Volapükel Nedänik/Nummer 1/Bladvulling

<Volapükel Nedänik


EEN FEIT.


Een landbouwer te Haarlemmermeer, wiens landheer in Frankrijk woont, ontving onlangs van dezen een paard ten geschenke. In plaats van met zulk een niet alledaagsch geschenk te zijn ingenomen, zette hij een bedenkelijk gezicht en zei tot zijne vrouw: Nou, vrouw, daar zullen wij last mee hebben, met zoo'n Franschen knol. - Wel? - Vraag je nog wel? Begrijp je dan niet, dat die bonk enkel Fransch verstaat? Als wij nu b.v. „voort” of „ho” zeggen, dan verstaat hij ons toch niet, en wie weet welke vreemde sprongen hij dan maakt. - Da's waar ook, zegt de nu ook geheel uit het veld geslagene vrouw, daar had ik nog niet eens aan gedacht!




CORRESPONDENTIE IN DE BOEVENWERELD.


Geachte Confrater!

Betreurenswaardig is het, dat wij, die zulke warme voorstanders zijn van het aloude Christelijke beginsel, dat wij allen broeders en zusters zijn en bijgevolg allen ook evenveel recht op het bezit der aardsche goederen hebben, voortdurend door die vuile politie, die altijd bij nacht en ontijden langs wegen en straten slentert, op onze eerzame wandelingen worden lastig gevallen, om vervolgens van het maatschappelijk leven te worden uitgesloten.

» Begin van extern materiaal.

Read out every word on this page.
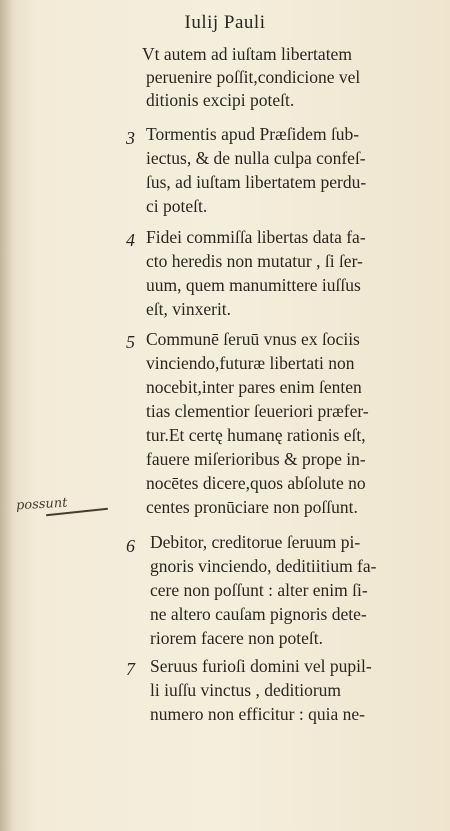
Iulij Pauli
3
4
5
6
7
Vt autem ad iuſtam libertatem
peruenire poſſit,condicione vel
ditionis excipi poteſt.
Tormentis apud Præſidem ſub-
iectus, & de nulla culpa confeſ-
ſus, ad iuſtam libertatem perdu-
ci poteſt.
Fidei commiſſa libertas data fa-
cto heredis non mutatur , ſi ſer-
uum, quem manumittere iuſſus
eſt, vinxerit.
Communē ſeruū vnus ex ſociis
vinciendo,futuræ libertati non
nocebit,inter pares enim ſenten
tias clementior ſeueriori præfer-
tur.Et certę humanę rationis eſt,
fauere miſerioribus & prope in-
nocētes dicere,quos abſolute no
centes pronūciare non poſſunt.
Debitor, creditorue ſeruum pi-
gnoris vinciendo, deditiitium fa-
cere non poſſunt : alter enim ſi-
ne altero cauſam pignoris dete-
riorem facere non poteſt.
Seruus furioſi domini vel pupil-
li iuſſu vinctus , deditiorum
numero non efficitur : quia ne-
possunt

In de hoop, dat God toch eenmaal deze onrechtvaardigheid, die een vloek voor ons mag genoemd worden, zal afwenden, heb ik hedennacht zeker wel de grootste daad van barmhartigheid aan Hem opgedragen. Ik heb namelijk den Baron B. met zijne vrouw en twee kinderen naar den hemel doen opvoeren. Baron B. heeft mj f 70.000 ter hand gesteld; het overige zijner nalatenschap is voor de neven en nichten.

Toon u ook barmhartig!
O.




ZELFVERRAAD.


Pastoor: „Ja, Ko, je moet het me niet kwalijk nemen, dat ik je eens bij mij heb laten ontbieden. Door het heele dorp wordt verteld, dat jij de man bent, die de zilveren kandelaars uit de kerk gestolen heeft; - ik wenschte wel eens te weten, wat je mij daarop had te antwoorden.”

Ko: „Daar heb 'k zooveul op te antwoorden, meheer Pastoor, dat het vervloekte praatjes zijn, want ik ben, zoo waar, in geen twee en een half jaar in de kerk geweest.”

Pastoor: „Juist, om dat te weten te komen, heb ik je eigenlijk eens laten ontbieden.”